Genç kız ağlamasını sürdürürken odayı bir takım Shield ajanı doldurmuştu. Sert kapı sesinden uyanan küçük kız da korku dolu gözlerle etrafına bakıyordu. İki ya da üç tane ajan küçük kızı alarak odadan çıkarıyorlardı. Küçük kız ağlayarak "Abla durdur şunları! Bırakın beni! Ben Pierce'ın kızıyım bunu yapmaya yetkiniz yok! Bıraksana beni! Abla yardım et.." diyordu. Ablası onu rahatlatmaya çalışıyordu ama yapamıyordu. Odanın her yerinde ajanlar vardı. Tekrar dizlerine kapandı. "Ne olur bunlar rüya olsun..." diye yakarıyordu. Gözlerini açtığında ajanlar yoktu. Ama kapıya döndüğünde onu gördü. Kış Askeri'ni...
Asker ona sinirli bir şekilde ilerlerken korkusu giderek artıyordu. Neredeyse dibine kadar gelmişti. Demir kolunu genç kızın boynuna yavaşça sardı. Onu birden havaya kaldırdı. "Sen onun kızısın değil mi!!!?" Dedi. Genç kız pekala anlamıştı ama anlamamış gibi bir bakış atıyordu. "Bırak beni! Seninle ilk tanışmamızın böyle olmasını istemezdim." Asker anlamamıştı. "Ne demeye çalışıyorsun?" Demişti. Genç kız zar zor gülümsedi. "Seni tanımak için, gerçekte kim olduğunu öğrenmek için ne kadar çok şey atlattığımı bilmiyorsun. Sen kimsin Kış Askeri?" Asker elini yavaşça genç kızın boynundan indirdi. Genç kızın ellerini birleştirerek ona kelepçeler taktı. Boynundan tutup onu ilerlemeye zorladı. "Yürü! Seni Shield'a götüreceğim." Dışarı çıktıklarında jete bindiler ve merkez binasına doğru ilerlediler. Çoğu yeri hala yapılıyordu. Asker genç kızın boynunu bıraktı. "Bucky Barnes." Genç kız şaşırmıştı. Bucky Barnes'ın ölmüş olması gerekiyordu. "Ne!?!" Asker daha sinirli bir ses tonuyla tekrarladı. "Ben Bucky Barnes!" Genç kız çok heyecanlanmıştı. Yanında Bucky Barnes vardı ve onu getirtmek için bile olsa elini tutuyordu. Kalbi yerinden çıkacak gibiydi.

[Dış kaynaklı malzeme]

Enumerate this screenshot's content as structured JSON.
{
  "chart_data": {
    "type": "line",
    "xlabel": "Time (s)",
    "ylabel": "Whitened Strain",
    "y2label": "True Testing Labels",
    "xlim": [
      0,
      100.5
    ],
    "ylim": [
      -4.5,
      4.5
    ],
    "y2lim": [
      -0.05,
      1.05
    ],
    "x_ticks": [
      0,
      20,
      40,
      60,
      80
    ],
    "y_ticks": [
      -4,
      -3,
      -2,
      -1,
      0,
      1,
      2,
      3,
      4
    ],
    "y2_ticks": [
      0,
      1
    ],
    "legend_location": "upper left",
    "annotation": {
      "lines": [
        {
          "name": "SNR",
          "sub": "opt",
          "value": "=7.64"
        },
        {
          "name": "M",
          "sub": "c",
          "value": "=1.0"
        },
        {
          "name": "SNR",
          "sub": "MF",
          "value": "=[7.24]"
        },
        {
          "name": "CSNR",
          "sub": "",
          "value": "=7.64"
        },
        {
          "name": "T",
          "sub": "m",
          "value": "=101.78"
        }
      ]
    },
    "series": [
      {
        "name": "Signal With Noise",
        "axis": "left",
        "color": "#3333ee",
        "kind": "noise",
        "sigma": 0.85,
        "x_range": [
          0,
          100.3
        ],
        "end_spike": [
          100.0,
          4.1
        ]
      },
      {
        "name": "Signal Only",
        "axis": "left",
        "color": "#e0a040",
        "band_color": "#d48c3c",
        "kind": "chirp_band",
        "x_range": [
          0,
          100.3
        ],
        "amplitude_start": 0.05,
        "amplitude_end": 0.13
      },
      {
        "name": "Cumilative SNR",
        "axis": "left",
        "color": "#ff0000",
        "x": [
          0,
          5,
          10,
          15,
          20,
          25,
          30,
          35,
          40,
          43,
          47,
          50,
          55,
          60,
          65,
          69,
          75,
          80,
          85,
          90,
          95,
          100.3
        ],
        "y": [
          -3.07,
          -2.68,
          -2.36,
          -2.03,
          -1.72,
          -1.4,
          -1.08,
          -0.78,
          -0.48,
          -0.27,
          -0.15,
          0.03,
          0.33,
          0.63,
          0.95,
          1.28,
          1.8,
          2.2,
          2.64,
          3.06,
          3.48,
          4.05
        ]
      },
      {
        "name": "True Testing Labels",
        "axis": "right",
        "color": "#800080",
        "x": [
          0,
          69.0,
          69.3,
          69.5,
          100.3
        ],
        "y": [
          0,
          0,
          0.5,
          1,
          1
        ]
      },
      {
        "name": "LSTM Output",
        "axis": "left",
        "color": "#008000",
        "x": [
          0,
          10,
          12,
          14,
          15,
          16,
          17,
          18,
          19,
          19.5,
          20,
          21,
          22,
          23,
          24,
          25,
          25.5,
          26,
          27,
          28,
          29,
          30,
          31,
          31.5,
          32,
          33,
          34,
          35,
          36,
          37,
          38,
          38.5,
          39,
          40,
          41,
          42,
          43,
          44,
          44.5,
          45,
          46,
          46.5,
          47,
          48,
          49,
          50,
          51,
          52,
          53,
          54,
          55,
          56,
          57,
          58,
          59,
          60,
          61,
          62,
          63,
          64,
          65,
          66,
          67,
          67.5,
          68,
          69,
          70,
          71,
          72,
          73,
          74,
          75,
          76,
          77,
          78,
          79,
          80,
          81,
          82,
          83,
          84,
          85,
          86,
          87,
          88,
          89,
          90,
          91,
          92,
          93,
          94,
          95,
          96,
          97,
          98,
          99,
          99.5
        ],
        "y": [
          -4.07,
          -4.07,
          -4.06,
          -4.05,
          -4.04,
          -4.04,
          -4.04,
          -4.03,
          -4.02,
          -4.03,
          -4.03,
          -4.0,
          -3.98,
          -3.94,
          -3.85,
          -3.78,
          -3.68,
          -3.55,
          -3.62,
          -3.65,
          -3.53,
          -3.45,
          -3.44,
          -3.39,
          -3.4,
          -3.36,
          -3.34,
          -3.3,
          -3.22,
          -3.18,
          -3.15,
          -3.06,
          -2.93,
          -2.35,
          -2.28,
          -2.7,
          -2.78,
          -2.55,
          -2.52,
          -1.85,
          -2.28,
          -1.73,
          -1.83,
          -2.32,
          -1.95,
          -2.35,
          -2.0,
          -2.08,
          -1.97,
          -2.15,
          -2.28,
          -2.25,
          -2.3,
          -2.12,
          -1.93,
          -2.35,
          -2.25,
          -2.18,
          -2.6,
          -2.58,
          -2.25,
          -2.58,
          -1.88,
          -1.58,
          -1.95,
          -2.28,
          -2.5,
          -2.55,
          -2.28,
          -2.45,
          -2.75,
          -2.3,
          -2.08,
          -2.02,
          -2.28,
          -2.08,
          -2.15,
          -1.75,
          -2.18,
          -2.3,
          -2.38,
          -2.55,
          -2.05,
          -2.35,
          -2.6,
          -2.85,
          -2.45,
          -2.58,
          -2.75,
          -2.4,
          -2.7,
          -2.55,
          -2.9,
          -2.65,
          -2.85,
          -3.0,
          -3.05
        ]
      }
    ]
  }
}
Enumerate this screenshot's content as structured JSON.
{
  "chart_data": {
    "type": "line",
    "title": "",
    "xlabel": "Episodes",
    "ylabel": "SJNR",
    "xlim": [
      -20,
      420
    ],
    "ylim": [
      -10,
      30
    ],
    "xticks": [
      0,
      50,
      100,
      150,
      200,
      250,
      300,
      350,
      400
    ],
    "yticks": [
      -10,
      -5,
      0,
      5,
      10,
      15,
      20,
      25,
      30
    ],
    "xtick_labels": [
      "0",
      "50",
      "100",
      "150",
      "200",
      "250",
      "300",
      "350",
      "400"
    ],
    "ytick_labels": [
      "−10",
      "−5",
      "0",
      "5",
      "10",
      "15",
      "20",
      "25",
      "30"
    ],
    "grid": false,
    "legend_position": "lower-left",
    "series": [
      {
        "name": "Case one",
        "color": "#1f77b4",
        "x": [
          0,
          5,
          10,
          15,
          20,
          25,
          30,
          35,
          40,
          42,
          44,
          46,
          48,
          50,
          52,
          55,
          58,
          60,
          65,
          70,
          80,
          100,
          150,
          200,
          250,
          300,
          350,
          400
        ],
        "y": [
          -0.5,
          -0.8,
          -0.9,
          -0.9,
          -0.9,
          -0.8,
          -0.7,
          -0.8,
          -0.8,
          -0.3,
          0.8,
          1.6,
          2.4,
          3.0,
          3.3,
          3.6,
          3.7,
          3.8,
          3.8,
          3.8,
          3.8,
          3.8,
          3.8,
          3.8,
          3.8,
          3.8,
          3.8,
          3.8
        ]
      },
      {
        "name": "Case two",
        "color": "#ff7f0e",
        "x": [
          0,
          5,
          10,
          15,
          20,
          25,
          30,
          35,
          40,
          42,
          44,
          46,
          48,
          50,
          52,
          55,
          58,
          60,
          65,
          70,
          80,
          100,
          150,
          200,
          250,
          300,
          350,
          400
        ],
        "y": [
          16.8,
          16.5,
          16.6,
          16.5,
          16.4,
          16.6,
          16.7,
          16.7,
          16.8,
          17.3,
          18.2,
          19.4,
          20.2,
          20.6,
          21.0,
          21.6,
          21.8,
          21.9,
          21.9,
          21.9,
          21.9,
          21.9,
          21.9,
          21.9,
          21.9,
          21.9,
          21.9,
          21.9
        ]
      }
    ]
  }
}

Yol boyunca ona baktı. Asker fark etmiş olmalı ki en sonunda o da ona baktı. "Bana bakmayı kes ve içeri gir." Genç kız alaycı tavrını takındı. "N'oldu? Utandın mı?" Asker umursamadı. "Gir dedim!" Asker kapıyı açıp genç kızı içeri itmişti. Kapıyı kapattı ve duvara yaslandı. Biraz soluklandıktan sonra işine geri döndü.
Eveet! Yeni kitabım ve ben! Lütfen..vote Vote vote!!!
ŞİMDİ OKUDUĞUN
Agent Pierce •Bucky Barnes FanFic•
Fanfiction"Ama ben, o sert bakışların arasındaki yumuşak kişiyi bulacağıma inanıyorum." Bir düşünün... Babanız iki tane örgütün başkanı, yani başkanıydı. Ölmeden önce. Ve bir asker. Aşık oluyorsunuz. Sırların ardındaki perdeyi aralarken ki o bütün acıları bir...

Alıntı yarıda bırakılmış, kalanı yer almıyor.